Man with a plan: Officer chosen for statewide post

October 07, 1994|By Ed Heard | Ed Heard,Sun Staff Writer

Howard County police Cpl. Kevin Costello is a man with a plan -- to improve law enforcement, not only in the county but statewide.

Corporal Costello recently became president of the Maryland Association of Police Planners, a statewide organization of police officials who share information and discuss policy and new methods to fight crime.

"I want to strive to increase the professionalism of law enforcement," said Corporal Costello, a five-year county police officer who works in the department's Research and Planning division.

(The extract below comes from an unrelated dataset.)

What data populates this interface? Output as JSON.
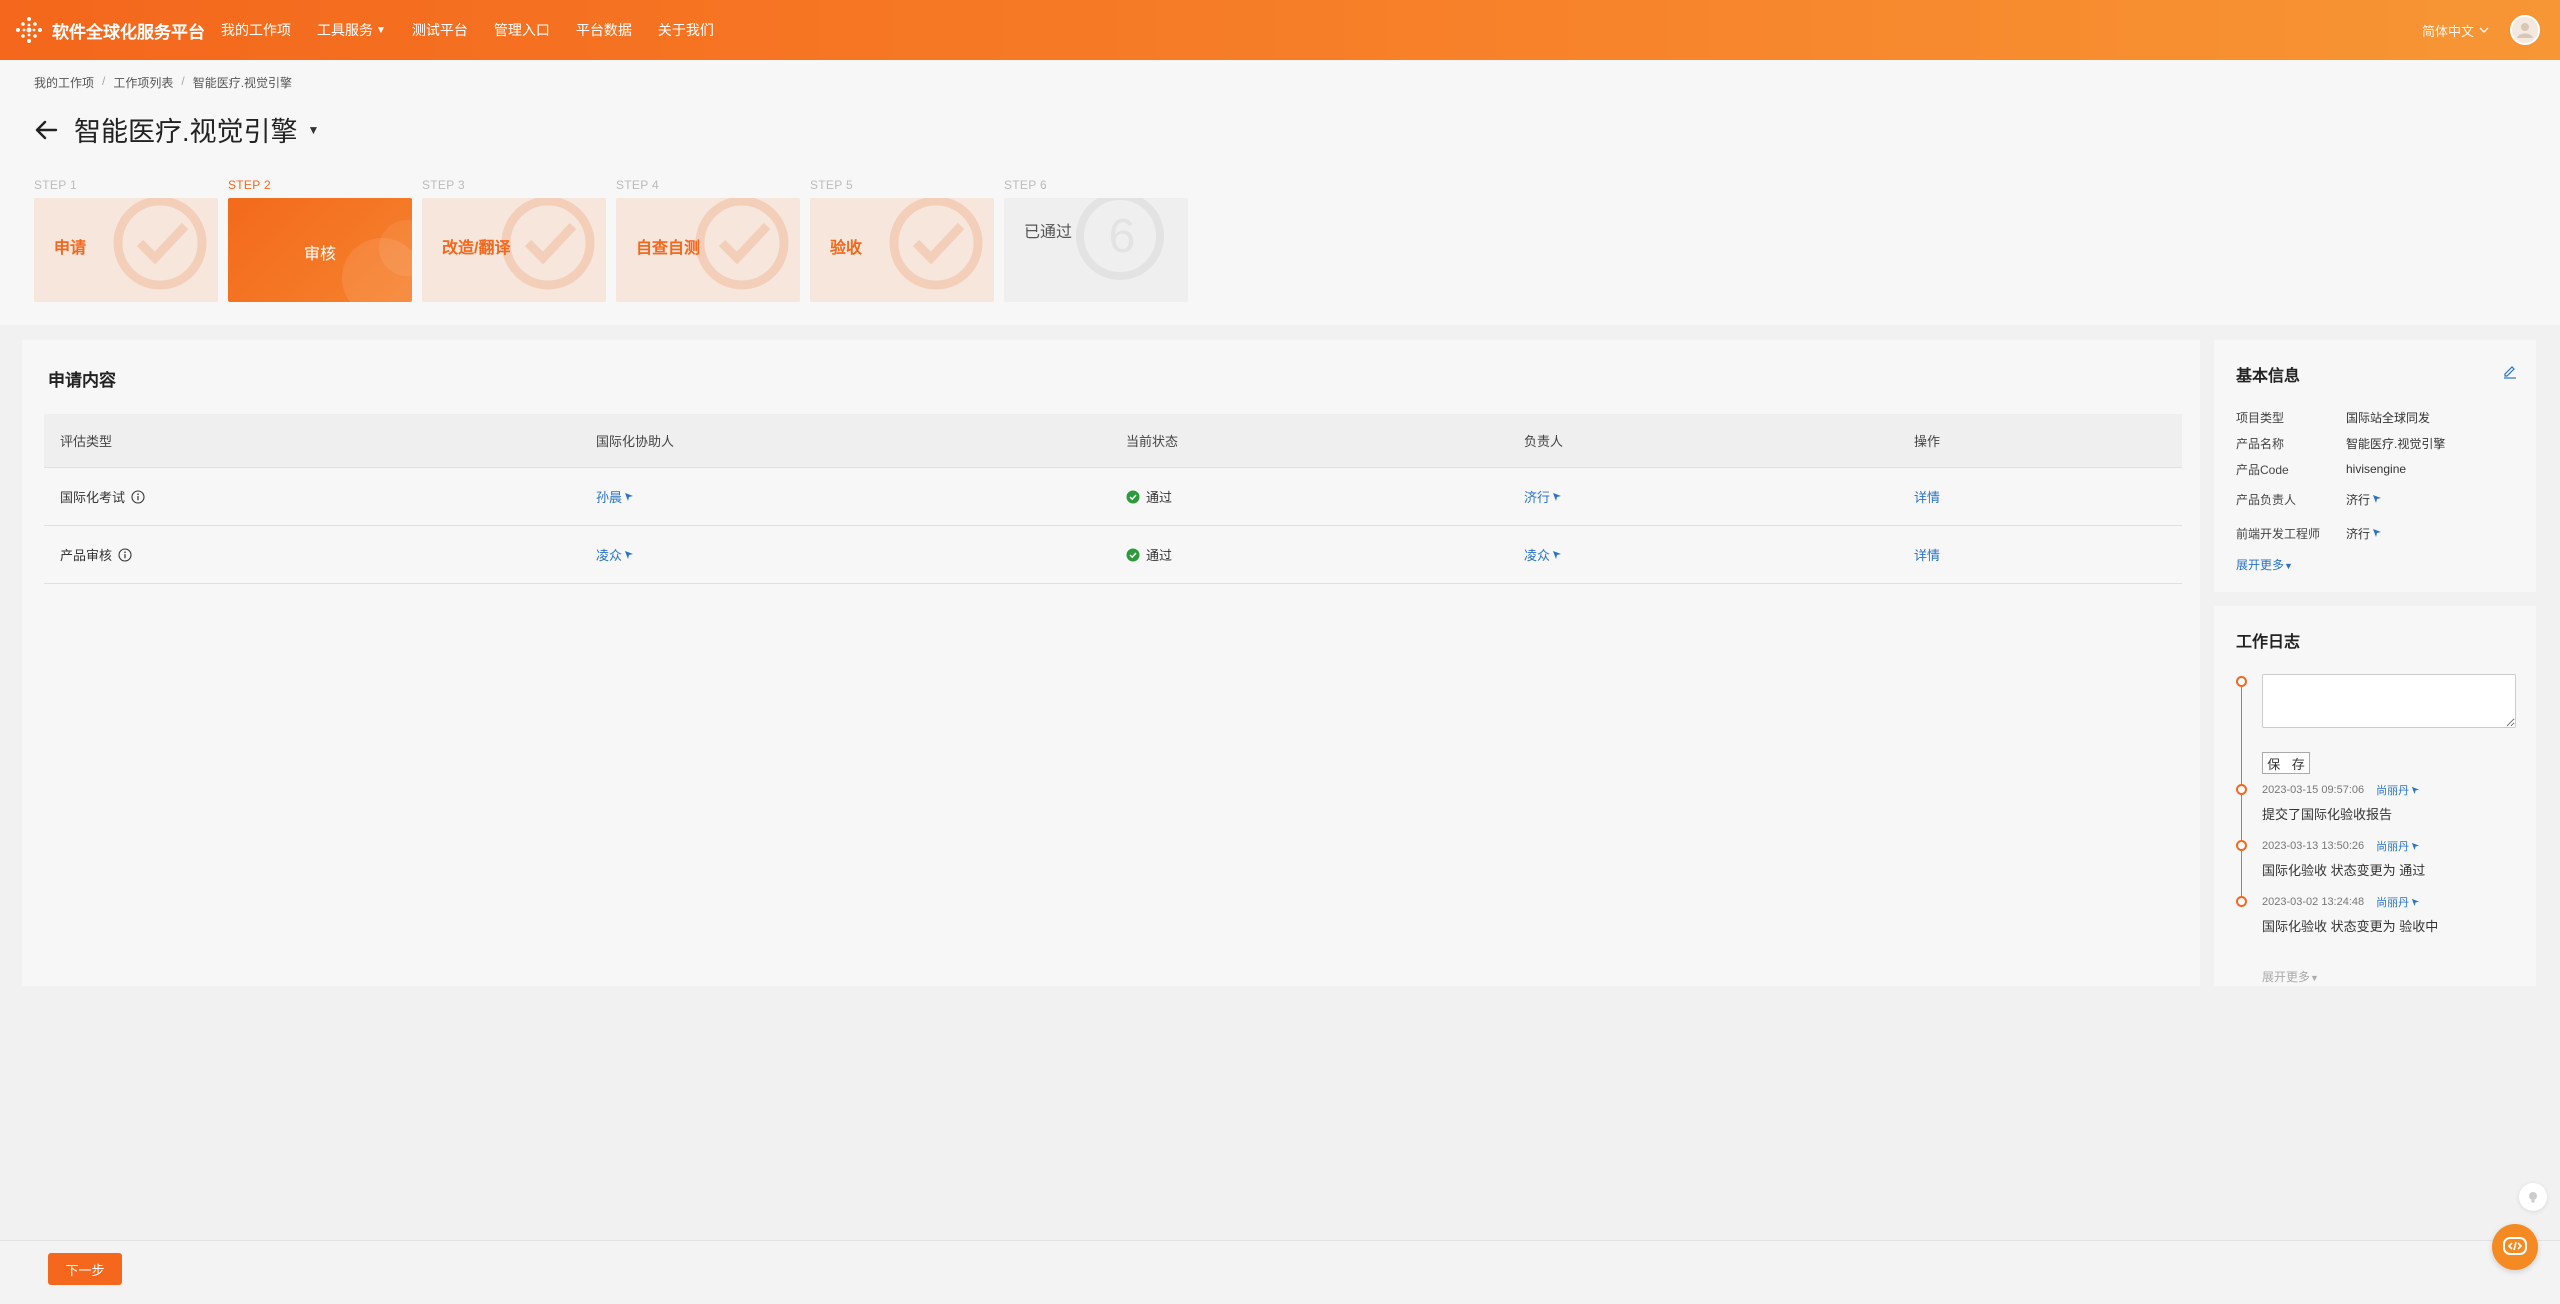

Corporal Costello began his two-year term as president of the association Sept. 23, after a year as the group's vice president. As president, he hopes to promote new ideas to help police adapt to changes in police work.

"We prepare for the future," he said. "We're facing increased crime, budget restraints and lack of manpower. The goal is to do as much as we can with the resources we have." The association network represents officers from 40 law enforcement agencies, about half of the state's police departments.

Its membership includes representatives from Baltimore, Anne Arundel, Prince George's and Montgomery counties, as well as from the Washington Metropolitan Transit Authority police.

Corporal Costello hopes the organization eventually will entice smaller departments to join.

The group meets about four times a year and discusses issues such as private prisoner transports, community-oriented policing, handicapped-accessible cells and a centralized booking system.

County Police Chief James N. Robey is reviewing a study by the department's Research and Planning Department evaluating private prisoner transports. The county would contract with a private security agency to deliver prisoners to a court commissioner, freeing the officer to respond to calls and do paperwork.

Corporal Costello feels the future of law enforcement lies in a better relationship with the public. His theory is based in the popular philosophy of community-oriented policing, an effort in which residents and police work together to deter crime, he said.

"We can't work without the community," he said. "The idea that police agencies are islands and untouchable is an idea of the past."

Corporal Costello's efforts extend beyond routine police duties.

Two weeks ago, he organized Cyclefest '94, a bicycle tour that raised $1,500 for the Maryland Special Olympics.

"Corporal Costello is an asset to the police department," Chief Robey said.

"His work ethic and devotion to improving the law enforcement profession is commendable."